Investment on broadcasting rights for the Premier League, Champions League and other big ticket events took its toll on BT, leading to a drop in revenue and profits in the second quarter of its financial year.
In the three months to the end of September, the FTSE 100-listed group saw both revenue and profits before tax decline 1% year-on-year to £5.95bn (€6.78bn) and £666m respectively.
However, on an adjusted basis, profits before tax were 10% lower than in the corresponding period last year at £789m, while adjusted earnings before interests, tax, depreciation and amortisation fell 4% to £1.81bn.
BT attributed the decline to increased investments on sport broadcasting rights and on its customer service division.
In March, the broadcaster sealed a £1.2bn deal to retain exclusive rights to the Champions League and the Europa League until 2021 after seeing off competition from Sky.

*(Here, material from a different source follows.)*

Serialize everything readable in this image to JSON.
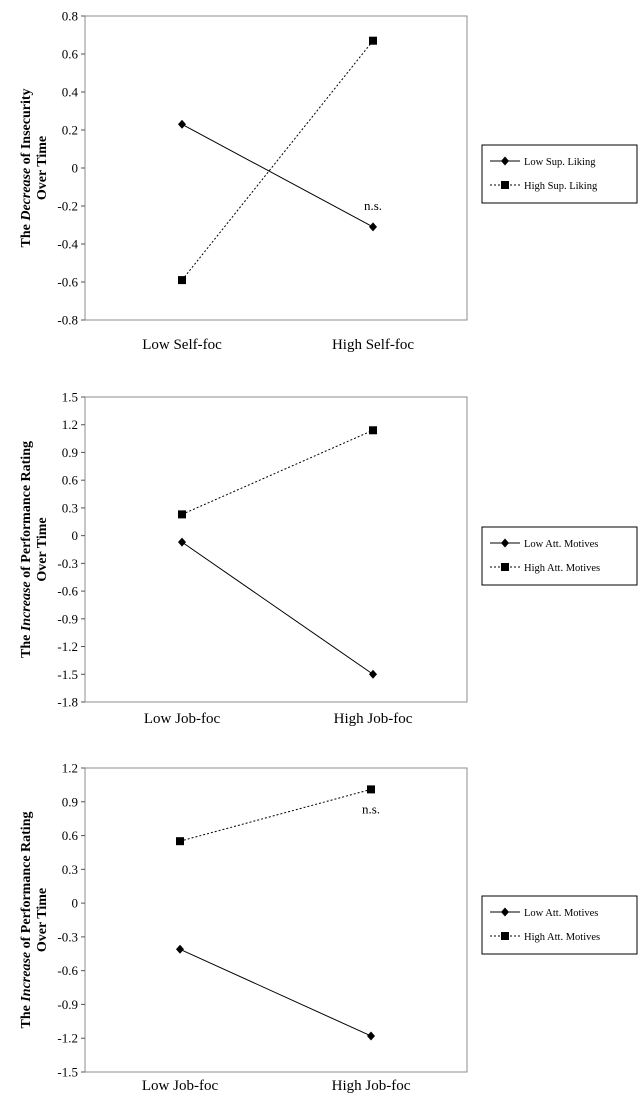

In July it secured exclusive rights to broadcast all the matches of the European Rugby Champions Cup and the European Rugby Challenge Cup.
The EE mobile unit, meanwhile, performed strongly during the three-month period, offsetting the ongoing weakness in the company's global services arm, which saw earnings tumble by 39% to £81m.
"Our first-half results are in line with our expectations as encouraging results in our consumer-facing lines of business, notably EE, helped offset ongoing challenges in our enterprise divisions, in particular global services," said chief executive Gavin Patterson.
"Given our underlying business performance, we are maintaining our outlook for the year."
However, the company reported a drastic drop in the consumer division, with only 7,000 TV customers added in the quarter, compared with 63,000 in the corresponding period last year.
Meanwhile, the recent accounting scandal in Italy, which resulted in a £530m write down and knocked £8bn off the company's market value, cost the company an extra £6m in investigation costs.
BT, which is axing 4,000 jobs in its global services division, maintained its interim dividend at 4.85p but added it would adjust it from next year, so that the interim payment would be fixed at 30% of the previous year's total payment.